Brussels (AFP) - Top US diplomat Antony Blinken and European ministers were preparing Monday what they vowed would be a tough response to any Russian incursion into Ukraine, as Kyiv complained that Washington’s decision to withdraw diplomatic families was “premature”.

Tensions are soaring over Russia’s deployment of some 100,000 troops at its neighbour’s borders, and Britain followed the US and sent home some staff and their relatives from its embassy in Kyiv. Moscow insists it has no intention of invading.

The US is trying to marshal its allies to prepare an unprecedented package of sanctions for Moscow if its sends in its forces – and European Union members insist they could hit the Kremlin with “massive consequences” in days if needed.

But there remain divisions over the extent of any punishment for Moscow and how imminent the threat of military action could be.

Blinken will dial in to a meeting of EU counterparts in Brussels to brief them on his talks Friday with Russian Foreign Minister Sergei Lavrov, where the two sides failed to make a major breakthrough but agreed to keep working to ease tensions.

EU foreign ministers will sound out Blinken over a written response Washington has committed to provide to Moscow this week after the Kremlin laid down a series of security demands that would stop Ukraine joining NATO and roll back Washington’s influence in eastern Europe.

Ahead of the latest week of talks, Washington on Sunday ordered the families of its diplomats to leave Ukraine and authorised the “voluntary” departure of non-essential embassy staff.

Ukraine’s foreign ministry decried the move as “premature” and insisted there had been no “no radical changes” recently in security conditions.

The EU’s foreign policy chief Josep Borrell said the bloc had no plans to pull people out yet, adding there was no need to “dramatise” the situation while talks with Russia continued.

- React ‘forcefully’ -

The EU – in consultation with the US and other allies – is pushing to put together a package of sanctions against Moscow that it hopes will help deter Russia from any military action.

Foreign ministers are not expected to give approval to any options for sanctions on Monday, but an EU source said Russia’s mammoth oil and gas supplies to Europe could be targeted.

“There’s no doubt we are ready to react forcefully with comprehensive sanctions – never seen before,” Danish Foreign Minister Denmark FM Jeppe Kofod said.

The 27-nation bloc faces a complex task compiling its raft of measures as its members have starkly differing approaches and ties to Russia.

The new government in economic powerhouse Germany has faced criticism from Kyiv over its refusal to send arms to Ukraine and hesitation over calls to cut Moscow from the global SWIFT payment system.

German Foreign Minister Annalena Baerbock insisted any further aggression from Moscow would get a “clear response” from Europe and talked up economic support Berlin gives Kyiv.

The West is struggling to work out at what point Russian actions would trigger the sweeping response it has threatened – after US President Joe Biden spoke of a “minor incursion” last week.

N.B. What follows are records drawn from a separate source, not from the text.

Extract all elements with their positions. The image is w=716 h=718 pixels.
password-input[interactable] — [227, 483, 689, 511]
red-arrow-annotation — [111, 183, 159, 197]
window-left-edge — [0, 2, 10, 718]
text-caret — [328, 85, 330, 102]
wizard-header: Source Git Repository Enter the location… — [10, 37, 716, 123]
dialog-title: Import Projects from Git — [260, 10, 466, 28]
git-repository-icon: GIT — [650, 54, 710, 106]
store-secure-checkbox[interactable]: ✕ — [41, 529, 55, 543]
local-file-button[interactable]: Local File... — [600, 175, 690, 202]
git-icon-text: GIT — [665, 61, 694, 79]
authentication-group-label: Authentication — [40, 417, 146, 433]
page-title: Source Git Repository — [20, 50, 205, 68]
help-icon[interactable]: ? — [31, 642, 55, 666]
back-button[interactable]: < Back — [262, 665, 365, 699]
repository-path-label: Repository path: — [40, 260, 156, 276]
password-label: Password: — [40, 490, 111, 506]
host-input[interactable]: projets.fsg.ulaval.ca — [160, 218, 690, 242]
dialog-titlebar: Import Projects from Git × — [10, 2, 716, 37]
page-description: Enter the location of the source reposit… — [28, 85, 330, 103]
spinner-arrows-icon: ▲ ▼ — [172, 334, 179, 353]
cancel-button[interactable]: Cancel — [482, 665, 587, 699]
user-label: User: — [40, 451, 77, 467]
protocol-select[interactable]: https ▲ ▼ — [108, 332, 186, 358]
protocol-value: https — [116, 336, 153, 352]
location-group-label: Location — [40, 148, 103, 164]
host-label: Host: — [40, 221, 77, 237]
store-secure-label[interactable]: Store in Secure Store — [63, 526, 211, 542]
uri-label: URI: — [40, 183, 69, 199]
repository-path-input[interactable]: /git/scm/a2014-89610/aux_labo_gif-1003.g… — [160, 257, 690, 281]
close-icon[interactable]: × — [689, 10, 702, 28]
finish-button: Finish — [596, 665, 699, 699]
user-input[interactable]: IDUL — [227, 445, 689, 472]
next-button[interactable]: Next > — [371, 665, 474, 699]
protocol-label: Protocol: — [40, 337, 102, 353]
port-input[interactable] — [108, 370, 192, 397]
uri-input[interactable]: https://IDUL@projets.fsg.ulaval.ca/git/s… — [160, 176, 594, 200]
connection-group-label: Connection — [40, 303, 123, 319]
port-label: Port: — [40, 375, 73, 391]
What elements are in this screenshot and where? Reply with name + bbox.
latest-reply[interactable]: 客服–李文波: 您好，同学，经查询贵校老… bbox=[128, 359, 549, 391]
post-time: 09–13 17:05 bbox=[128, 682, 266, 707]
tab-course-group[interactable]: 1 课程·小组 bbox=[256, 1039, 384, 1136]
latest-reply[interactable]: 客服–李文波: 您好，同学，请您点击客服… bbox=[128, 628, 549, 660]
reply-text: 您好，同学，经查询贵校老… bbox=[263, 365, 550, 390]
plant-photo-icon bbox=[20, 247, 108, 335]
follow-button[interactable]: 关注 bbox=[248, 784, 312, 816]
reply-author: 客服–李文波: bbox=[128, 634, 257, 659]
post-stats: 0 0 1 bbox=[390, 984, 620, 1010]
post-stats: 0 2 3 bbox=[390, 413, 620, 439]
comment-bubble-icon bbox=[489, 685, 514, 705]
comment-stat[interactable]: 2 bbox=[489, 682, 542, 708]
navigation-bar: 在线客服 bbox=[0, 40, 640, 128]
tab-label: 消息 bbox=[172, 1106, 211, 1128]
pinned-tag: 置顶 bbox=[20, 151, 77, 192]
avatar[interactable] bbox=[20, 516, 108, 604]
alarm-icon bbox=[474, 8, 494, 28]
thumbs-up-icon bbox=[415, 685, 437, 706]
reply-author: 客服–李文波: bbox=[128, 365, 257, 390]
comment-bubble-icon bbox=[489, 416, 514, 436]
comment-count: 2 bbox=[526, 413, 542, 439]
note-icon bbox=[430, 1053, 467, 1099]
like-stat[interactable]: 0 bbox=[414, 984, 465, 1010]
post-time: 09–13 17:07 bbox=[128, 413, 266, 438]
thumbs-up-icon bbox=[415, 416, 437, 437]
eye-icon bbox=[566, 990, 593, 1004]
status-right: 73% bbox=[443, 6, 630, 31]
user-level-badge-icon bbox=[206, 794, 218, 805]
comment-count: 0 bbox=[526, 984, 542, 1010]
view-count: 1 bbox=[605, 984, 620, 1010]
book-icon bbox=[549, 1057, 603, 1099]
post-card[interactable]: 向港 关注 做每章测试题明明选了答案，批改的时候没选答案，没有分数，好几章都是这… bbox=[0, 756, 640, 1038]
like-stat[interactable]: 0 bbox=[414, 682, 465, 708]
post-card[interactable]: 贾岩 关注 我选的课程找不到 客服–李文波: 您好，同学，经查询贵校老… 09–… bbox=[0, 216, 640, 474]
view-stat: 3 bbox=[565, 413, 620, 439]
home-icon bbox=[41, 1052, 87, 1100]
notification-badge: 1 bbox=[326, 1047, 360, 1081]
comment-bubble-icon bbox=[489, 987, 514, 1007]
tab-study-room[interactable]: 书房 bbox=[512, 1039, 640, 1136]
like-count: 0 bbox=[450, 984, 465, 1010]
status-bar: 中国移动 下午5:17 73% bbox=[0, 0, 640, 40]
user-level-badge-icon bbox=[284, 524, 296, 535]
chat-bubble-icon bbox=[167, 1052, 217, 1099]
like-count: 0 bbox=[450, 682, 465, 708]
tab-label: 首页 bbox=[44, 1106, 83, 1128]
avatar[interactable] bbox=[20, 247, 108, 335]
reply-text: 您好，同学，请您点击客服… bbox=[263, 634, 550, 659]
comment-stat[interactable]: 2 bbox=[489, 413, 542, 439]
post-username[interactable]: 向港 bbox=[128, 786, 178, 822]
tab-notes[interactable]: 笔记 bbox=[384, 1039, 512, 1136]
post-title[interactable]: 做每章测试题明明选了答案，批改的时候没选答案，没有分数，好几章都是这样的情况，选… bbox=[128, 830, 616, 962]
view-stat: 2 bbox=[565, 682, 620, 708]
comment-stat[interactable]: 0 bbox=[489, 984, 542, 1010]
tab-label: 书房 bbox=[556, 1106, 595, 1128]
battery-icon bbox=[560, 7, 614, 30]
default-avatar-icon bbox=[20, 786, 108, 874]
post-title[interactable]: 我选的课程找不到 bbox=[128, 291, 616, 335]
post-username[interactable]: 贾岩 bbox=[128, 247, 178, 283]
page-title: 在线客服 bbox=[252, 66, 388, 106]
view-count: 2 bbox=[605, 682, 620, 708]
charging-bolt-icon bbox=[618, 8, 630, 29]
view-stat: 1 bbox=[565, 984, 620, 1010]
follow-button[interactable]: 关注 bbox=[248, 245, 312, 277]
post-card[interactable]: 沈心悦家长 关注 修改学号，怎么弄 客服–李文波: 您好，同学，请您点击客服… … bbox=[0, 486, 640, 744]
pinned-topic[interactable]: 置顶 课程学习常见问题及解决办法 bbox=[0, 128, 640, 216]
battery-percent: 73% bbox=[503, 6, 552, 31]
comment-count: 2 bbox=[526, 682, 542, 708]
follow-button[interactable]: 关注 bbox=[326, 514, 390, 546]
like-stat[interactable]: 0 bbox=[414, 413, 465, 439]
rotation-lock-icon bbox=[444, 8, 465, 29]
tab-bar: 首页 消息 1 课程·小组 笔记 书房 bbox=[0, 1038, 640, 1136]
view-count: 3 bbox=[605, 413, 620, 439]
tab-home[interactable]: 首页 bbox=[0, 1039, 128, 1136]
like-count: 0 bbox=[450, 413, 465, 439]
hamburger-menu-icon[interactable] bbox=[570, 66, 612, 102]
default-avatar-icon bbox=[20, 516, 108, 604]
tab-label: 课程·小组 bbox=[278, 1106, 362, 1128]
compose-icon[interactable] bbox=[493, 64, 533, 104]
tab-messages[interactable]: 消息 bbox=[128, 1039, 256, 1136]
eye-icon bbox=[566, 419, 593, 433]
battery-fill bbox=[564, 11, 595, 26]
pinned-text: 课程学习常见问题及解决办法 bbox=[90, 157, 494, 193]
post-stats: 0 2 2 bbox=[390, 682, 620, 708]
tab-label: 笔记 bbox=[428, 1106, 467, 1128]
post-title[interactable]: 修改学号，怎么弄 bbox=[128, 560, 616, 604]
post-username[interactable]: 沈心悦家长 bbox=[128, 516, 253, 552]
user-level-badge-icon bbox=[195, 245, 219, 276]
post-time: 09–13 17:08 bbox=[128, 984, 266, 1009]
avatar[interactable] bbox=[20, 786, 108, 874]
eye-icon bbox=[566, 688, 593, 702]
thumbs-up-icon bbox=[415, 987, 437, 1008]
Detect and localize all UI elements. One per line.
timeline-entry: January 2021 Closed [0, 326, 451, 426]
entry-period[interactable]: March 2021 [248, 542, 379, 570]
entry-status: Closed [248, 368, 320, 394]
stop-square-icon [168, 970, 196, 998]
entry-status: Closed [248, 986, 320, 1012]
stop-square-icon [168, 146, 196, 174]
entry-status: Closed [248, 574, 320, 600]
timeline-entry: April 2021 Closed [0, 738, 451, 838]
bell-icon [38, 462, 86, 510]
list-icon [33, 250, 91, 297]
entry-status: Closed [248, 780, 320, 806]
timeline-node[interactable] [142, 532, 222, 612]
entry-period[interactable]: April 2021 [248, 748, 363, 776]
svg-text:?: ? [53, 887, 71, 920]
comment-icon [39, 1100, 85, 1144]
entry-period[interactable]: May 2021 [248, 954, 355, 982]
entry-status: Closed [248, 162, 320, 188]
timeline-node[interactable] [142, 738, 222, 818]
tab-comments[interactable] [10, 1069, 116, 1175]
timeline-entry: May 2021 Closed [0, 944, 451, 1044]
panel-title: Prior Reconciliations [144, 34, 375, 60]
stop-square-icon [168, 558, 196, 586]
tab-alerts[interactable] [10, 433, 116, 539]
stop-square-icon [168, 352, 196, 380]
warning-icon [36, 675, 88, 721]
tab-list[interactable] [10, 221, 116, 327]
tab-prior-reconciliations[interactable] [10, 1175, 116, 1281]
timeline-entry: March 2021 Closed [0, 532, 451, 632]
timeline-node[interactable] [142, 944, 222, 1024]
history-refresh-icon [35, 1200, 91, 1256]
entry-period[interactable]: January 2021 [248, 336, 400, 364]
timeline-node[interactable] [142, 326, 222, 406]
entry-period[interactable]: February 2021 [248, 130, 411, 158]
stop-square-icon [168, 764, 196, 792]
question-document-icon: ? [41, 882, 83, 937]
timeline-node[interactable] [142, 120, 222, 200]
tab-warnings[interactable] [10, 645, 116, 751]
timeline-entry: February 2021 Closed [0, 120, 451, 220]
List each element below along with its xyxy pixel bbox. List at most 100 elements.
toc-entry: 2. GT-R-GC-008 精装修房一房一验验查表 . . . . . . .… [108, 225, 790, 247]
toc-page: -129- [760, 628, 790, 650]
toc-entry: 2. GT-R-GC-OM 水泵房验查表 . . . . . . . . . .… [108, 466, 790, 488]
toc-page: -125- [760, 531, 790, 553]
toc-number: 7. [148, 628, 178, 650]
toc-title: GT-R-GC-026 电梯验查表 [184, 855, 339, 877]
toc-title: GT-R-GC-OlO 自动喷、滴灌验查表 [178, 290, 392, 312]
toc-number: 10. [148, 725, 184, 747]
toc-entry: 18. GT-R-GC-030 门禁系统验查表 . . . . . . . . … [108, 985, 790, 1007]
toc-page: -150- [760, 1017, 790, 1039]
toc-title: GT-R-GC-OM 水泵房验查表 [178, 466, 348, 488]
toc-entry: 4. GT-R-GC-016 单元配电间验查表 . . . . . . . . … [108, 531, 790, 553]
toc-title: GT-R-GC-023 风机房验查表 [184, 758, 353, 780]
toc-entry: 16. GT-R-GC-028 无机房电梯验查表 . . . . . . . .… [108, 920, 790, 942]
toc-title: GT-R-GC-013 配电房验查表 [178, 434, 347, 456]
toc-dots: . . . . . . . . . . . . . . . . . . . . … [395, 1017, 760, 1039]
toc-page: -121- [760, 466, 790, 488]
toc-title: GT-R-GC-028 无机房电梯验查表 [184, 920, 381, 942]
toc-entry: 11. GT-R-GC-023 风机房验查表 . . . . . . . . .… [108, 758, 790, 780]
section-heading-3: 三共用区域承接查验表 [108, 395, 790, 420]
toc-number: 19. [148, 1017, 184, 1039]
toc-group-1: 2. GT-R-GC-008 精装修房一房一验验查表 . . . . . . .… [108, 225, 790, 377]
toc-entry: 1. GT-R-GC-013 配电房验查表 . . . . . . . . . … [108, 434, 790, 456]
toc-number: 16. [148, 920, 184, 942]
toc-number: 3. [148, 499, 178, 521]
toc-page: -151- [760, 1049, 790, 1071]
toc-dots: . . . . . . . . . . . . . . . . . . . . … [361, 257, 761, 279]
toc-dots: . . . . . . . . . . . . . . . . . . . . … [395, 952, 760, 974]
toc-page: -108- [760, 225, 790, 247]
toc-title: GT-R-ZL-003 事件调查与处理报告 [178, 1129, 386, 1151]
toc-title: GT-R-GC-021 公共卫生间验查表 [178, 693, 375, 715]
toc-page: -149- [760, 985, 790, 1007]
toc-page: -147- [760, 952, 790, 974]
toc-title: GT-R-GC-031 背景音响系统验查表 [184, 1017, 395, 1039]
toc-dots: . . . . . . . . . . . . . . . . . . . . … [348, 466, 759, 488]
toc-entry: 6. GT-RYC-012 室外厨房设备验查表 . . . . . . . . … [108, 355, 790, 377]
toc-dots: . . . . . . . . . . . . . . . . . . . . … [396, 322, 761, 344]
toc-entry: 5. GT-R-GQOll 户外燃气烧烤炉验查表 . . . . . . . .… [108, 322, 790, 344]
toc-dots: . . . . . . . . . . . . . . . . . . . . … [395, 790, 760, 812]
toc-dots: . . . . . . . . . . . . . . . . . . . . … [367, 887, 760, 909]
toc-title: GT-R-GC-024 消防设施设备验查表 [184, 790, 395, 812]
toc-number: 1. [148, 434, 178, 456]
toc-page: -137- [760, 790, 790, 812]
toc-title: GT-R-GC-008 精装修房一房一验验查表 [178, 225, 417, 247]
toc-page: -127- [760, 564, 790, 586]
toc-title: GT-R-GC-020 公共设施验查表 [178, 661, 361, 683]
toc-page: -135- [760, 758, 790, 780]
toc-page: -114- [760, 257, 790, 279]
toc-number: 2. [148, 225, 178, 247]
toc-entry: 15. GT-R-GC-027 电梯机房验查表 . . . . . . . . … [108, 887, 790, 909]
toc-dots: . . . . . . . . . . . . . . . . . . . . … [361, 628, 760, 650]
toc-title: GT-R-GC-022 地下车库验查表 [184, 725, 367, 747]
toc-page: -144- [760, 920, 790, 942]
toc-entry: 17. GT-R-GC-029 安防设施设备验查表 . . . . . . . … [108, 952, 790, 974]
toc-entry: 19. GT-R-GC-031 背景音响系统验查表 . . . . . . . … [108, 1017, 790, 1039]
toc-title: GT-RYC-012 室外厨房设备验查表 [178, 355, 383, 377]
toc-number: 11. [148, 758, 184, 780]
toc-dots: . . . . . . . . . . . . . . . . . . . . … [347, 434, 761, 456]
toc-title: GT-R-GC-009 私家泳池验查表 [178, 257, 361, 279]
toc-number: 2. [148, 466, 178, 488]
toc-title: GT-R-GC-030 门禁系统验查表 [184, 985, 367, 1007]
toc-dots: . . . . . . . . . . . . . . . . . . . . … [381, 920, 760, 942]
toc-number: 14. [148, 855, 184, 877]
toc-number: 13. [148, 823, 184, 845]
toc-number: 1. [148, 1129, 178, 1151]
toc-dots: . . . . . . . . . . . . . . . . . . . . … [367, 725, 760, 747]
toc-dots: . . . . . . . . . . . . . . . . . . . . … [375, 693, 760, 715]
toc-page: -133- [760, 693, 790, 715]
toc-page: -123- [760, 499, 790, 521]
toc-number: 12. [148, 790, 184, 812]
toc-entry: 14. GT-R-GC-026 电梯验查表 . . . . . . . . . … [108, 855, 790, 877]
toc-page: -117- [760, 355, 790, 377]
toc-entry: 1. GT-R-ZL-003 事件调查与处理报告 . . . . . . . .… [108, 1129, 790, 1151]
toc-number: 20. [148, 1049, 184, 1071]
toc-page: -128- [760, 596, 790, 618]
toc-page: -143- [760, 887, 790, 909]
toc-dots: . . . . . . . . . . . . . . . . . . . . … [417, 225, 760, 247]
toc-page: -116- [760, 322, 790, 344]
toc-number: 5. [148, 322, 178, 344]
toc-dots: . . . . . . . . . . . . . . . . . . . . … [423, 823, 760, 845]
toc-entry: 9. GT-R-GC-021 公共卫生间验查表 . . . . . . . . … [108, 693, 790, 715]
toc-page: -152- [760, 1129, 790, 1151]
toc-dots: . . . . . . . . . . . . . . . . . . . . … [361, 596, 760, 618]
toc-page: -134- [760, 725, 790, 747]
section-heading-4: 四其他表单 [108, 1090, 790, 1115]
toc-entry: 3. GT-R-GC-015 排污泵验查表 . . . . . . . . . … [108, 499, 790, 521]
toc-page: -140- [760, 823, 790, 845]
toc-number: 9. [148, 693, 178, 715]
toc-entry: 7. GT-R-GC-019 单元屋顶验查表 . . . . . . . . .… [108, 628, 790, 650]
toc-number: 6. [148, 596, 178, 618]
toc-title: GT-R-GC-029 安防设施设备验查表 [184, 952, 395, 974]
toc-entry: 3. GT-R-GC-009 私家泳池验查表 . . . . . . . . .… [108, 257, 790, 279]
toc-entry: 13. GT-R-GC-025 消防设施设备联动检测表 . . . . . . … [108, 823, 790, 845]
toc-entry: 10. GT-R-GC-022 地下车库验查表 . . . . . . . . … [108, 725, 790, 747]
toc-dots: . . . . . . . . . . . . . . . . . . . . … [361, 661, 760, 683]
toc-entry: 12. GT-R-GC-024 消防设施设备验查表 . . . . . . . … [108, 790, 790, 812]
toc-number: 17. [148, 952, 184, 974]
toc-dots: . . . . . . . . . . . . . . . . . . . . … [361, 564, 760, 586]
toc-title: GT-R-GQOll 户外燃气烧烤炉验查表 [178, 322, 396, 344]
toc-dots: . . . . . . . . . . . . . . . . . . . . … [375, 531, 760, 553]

Britain, which left the EU at the end of 2020, ramped up the rhetoric with Moscow over the weekend by alleging it had information the Kremlin was seeking to install a “pro-Russian” leader in Kyiv.

The current fears of a Russian invasion follow Moscow’s 2014 annexation of Crimea from Ukraine.

Kyiv is already fighting a low-level conflict with Russian-backed rebels controlling a chunk of the east of the country that has claimed 13,000 lives in the past eight years.